AWhen Beethoven’s 250th birthday was celebrated in December, another jubilee went largely unnoticed: that of Adolf Loos, who was born on December 10, 1870. Perhaps, once his pedophile assaults are proven, it would be better to just forget about him. Anyone who hushes up his work with his person, however, refuses to learn anything from it. Recently, however, the knowledge of Loos’ unsavory obsessions has given us interesting insights. In his architectural work one suddenly noticed how the interior, which encourages a refined voyeurism, is hidden behind a hermetic and non-transparent facade. His writings, too, can still lead to new reflections, even his most famous essay, the title of which – “Ornament and Crime” – knows even many of those who have not read it.
The text goes back to a lecture that Loos gave in November 1909 in Berlin. He later worked it out in writing and illustrated it with photographs, once again in Vienna and several other cities, including Prague, where it was even heard by Kafka. Its central message is that “humanity must be freed from superfluous ornament”. In order to achieve this goal, as Loos later admits, one does not even have to make any special efforts, because the progressive modernization of the world already amounts to bringing the functionality of all things to the fore in the greatest possible clarity. Horse-drawn carriages were decorated with carvings and paintings, bicycles and locomotives were not. Everything that is irrelevant to the function of a thing dies. That is why the ornament disappears all by itself, and “where it has once disappeared, it cannot be reattached,” as Loos claims. Just as man will never return to tattoos on the face. “
Latent criminals or degenerate aristocrats
Loos was particularly fascinated by tattoos, and he dedicated his best-known sentences to them: “The papuan tattoos his skin, his boat, his oars, in short everything he can get at.
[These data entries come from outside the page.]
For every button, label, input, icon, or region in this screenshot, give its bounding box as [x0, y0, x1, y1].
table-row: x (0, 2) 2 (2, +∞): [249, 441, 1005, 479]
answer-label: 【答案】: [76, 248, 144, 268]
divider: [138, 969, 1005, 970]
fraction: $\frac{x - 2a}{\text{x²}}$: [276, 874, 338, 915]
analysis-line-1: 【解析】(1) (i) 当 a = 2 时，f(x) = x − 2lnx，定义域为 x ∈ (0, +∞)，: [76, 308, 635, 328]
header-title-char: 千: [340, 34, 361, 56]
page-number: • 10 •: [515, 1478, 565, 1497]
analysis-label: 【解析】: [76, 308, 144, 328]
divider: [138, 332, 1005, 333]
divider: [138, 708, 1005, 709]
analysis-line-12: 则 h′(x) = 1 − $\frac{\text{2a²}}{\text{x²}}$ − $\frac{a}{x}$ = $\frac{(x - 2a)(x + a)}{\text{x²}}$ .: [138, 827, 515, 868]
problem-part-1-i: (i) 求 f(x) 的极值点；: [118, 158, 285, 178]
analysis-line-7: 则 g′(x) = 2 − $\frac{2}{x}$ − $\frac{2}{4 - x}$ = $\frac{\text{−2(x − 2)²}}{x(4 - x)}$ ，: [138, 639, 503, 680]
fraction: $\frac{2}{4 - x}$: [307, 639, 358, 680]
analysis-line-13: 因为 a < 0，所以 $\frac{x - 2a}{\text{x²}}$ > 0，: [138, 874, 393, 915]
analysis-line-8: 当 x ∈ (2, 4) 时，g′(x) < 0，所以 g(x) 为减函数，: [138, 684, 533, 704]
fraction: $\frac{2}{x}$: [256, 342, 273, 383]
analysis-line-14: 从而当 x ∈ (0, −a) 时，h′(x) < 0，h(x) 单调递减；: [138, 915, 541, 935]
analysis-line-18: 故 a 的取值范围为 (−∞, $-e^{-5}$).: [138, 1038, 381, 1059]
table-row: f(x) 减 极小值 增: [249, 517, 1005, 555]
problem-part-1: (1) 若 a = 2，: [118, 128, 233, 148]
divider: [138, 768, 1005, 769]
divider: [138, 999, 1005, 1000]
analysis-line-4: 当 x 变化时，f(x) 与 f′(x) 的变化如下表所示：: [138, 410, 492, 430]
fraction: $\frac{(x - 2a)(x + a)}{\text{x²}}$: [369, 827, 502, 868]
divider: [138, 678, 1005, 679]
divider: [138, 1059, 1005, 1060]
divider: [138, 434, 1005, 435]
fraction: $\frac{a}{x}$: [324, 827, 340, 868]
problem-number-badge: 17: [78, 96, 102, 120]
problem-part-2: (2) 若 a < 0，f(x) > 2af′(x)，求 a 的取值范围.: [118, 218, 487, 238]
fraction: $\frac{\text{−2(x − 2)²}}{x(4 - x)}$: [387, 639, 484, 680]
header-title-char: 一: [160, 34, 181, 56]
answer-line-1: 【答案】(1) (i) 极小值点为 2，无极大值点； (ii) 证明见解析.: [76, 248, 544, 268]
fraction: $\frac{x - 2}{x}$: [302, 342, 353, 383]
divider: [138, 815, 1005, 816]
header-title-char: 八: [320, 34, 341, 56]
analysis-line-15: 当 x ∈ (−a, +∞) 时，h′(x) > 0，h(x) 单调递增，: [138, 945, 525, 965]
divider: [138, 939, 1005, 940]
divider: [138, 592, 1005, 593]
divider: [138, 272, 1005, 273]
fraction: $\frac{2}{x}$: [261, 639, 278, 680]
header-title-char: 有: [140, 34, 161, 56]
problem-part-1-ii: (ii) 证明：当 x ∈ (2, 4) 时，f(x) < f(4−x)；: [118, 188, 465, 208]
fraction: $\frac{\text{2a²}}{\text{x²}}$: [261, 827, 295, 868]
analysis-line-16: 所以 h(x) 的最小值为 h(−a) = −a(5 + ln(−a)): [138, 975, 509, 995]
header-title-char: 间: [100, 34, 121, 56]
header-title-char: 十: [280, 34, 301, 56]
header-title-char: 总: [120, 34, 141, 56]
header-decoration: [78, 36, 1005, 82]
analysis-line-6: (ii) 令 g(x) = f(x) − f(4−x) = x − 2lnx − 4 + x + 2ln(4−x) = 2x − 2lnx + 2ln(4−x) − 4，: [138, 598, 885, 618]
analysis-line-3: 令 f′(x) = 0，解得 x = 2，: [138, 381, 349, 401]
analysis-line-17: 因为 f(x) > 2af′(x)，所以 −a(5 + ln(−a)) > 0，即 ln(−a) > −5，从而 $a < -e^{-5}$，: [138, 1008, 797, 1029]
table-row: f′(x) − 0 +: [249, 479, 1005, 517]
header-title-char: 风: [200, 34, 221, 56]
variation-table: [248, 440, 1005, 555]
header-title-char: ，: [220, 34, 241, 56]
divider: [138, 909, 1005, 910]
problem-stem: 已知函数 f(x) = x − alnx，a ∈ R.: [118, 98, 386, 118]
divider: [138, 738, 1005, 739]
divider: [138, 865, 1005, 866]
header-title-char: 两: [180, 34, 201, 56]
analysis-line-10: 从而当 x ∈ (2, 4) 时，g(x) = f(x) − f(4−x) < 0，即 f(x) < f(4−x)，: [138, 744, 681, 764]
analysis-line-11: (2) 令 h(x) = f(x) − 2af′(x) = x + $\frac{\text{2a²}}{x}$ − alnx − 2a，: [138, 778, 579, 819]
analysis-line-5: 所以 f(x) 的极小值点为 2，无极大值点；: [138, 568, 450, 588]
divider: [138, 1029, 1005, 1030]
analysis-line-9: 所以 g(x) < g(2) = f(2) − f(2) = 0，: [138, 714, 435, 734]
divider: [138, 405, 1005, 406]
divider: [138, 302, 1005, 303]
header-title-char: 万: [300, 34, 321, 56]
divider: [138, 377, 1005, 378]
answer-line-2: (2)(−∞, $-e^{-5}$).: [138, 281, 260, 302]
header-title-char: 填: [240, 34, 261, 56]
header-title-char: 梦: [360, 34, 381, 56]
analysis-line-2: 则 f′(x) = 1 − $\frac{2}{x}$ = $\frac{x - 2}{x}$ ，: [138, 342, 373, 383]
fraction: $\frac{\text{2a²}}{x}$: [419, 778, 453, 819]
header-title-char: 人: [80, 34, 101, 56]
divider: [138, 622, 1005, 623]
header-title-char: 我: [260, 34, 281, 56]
He is not a criminal. The modern man who gets tattooed is a criminal or a degenerate. There are prisons where eighty percent of inmates have tattoos. Those tattooed who are not in custody are latent criminals or degenerate aristocrats. When a tattooed man dies in freedom, he died a few years before he committed a murder. “
It is easy to overlook the premises of such bizarre assertions. It seems obvious that Loos regards tattoos as ornamental decorations on the human body that otherwise have no function. But people are not objects of daily use, and their function, unlike that of a desk lamp, cannot be determined by instruments. If one even wants to speak of a person’s function, then at best it would be a social function like that of a mother or a father. It is significant that Loos did not give any further thought to this. If he had, he would have surely recognized that the meaning of tattoos can only be explained by their social functions.